Anisakiasis can be classified into four clinical presentations depending on where the larvae is found:

LUMINAL FORM

The larvae that cause luminal anisakiasis are incapable of penetrating the mucosal surface of the digestive tract, and are accompanied by a tingling, tickling throat until the patient actually coughs up or can otherwise extract a nematode. Symptoms occur one hour to two weeks after consumption, and usually only one nematode is recovered. Most cases in the U.S. are of this form.

GASTRIC FORM

This form is usually caused by the Anisakis species, and symptoms mimic gastritis or an ulcer, accompanied by nausea, vomiting, and abdominal pain. Symptoms first occur 12 hours after consumption of the larvae.

INTESTINAL FORM

All intestinal cases are caused by the Anisakis species, and are characterized by the burrowing of the larval nematodes into the wall of the intestines, possibly even burrowing through to the cavity, causing intraperitoneal anisakiasis (see below). Any portion of the intestines may be invaded, but the terminal ileum is the most common site.
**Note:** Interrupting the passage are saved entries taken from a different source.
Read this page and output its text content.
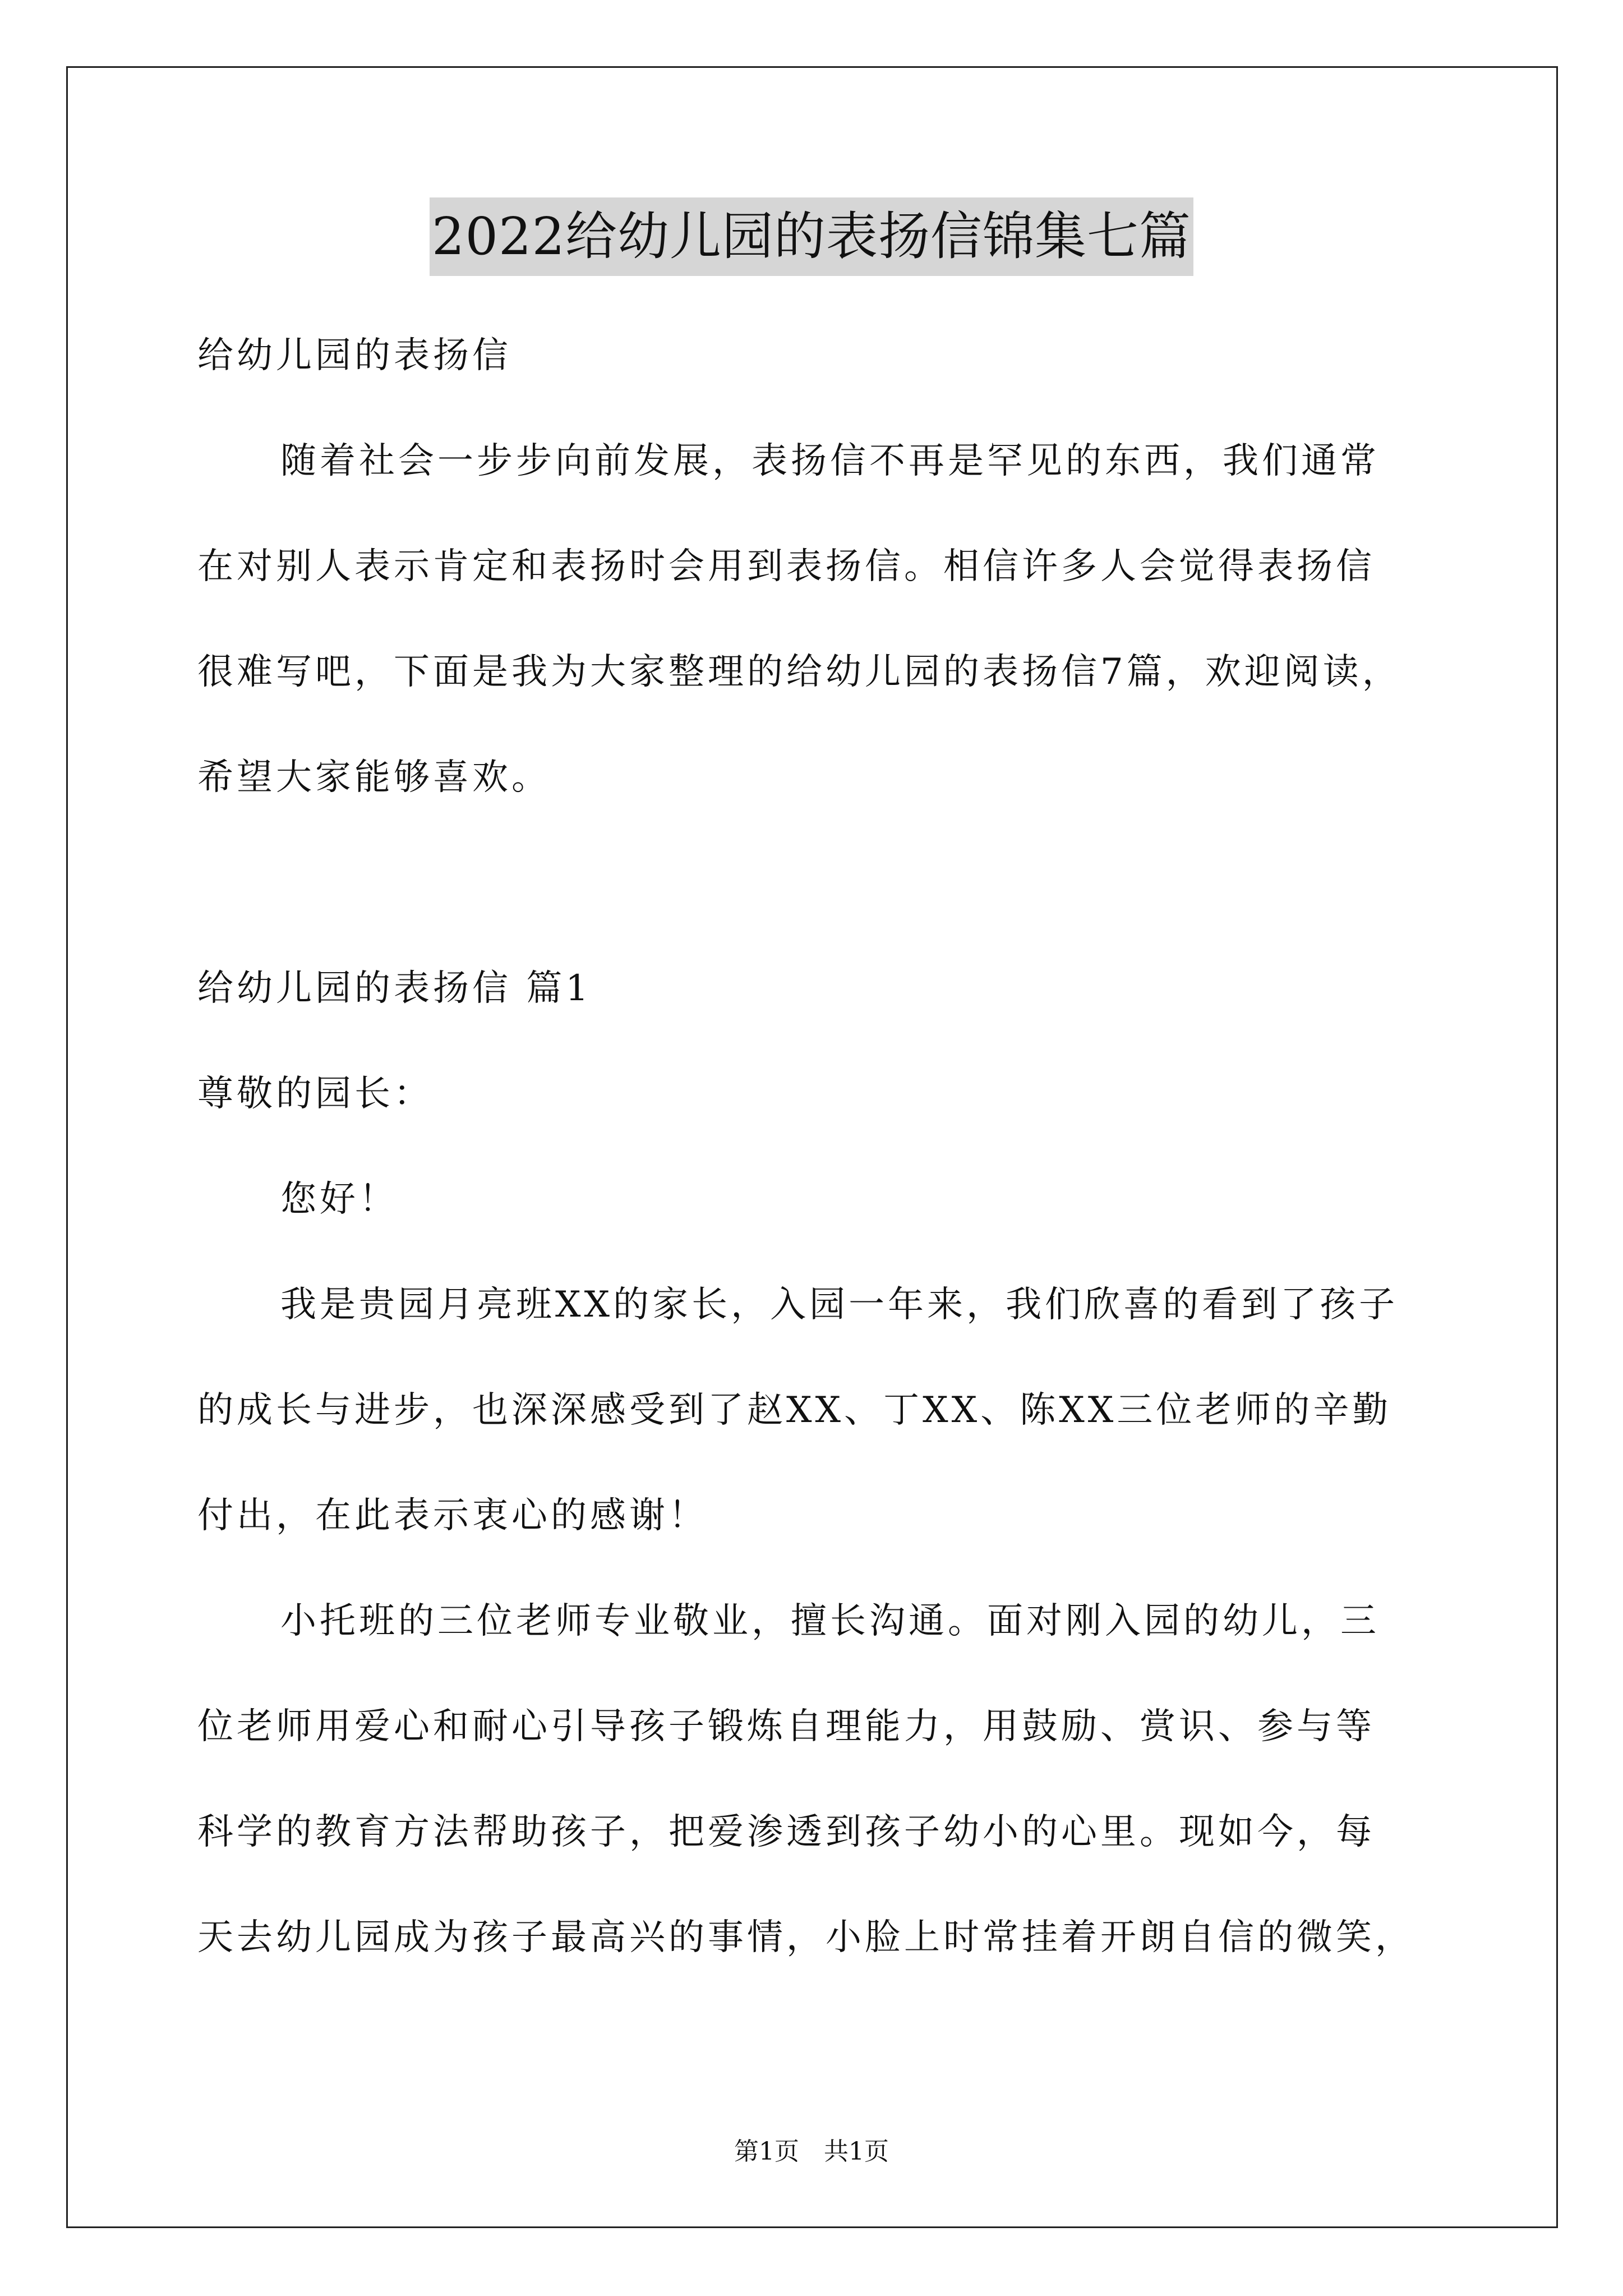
2022给幼儿园的表扬信锦集七篇
给幼儿园的表扬信
随着社会一步步向前发展，表扬信不再是罕见的东西，我们通常
在对别人表示肯定和表扬时会用到表扬信。相信许多人会觉得表扬信
很难写吧，下面是我为大家整理的给幼儿园的表扬信7篇，欢迎阅读，
希望大家能够喜欢。
给幼儿园的表扬信 篇1
尊敬的园长：
您好！
我是贵园月亮班XX的家长，入园一年来，我们欣喜的看到了孩子
的成长与进步，也深深感受到了赵XX、丁XX、陈XX三位老师的辛勤
付出，在此表示衷心的感谢！
小托班的三位老师专业敬业，擅长沟通。面对刚入园的幼儿，三
位老师用爱心和耐心引导孩子锻炼自理能力，用鼓励、赏识、参与等
科学的教育方法帮助孩子，把爱渗透到孩子幼小的心里。现如今，每
天去幼儿园成为孩子最高兴的事情，小脸上时常挂着开朗自信的微笑，
第1页　共1页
The larvae produce a substance that recruits eosinophils to the site, causing the formation of a granuloma around the worm in the tissue.

INTRAPERITONEAL FORM

In severe cases, the larvae may completely penetrate the intestinal wall and migrate to the liver, gallbladder, lymph nodes, and mesenteries of the host. Often, symptoms mimic gastric cancer, appendicitis, pancreatic cancer, or peritonitis. The prognosis of this form of anisakiasis is the worst.

Anisakidae larvae penetrating the gastric wall.

 

Section of an anisakid worm within an abcess in the stomach of a Japanese patient. The parasite was found within a typical lesion associated with anisakiasis.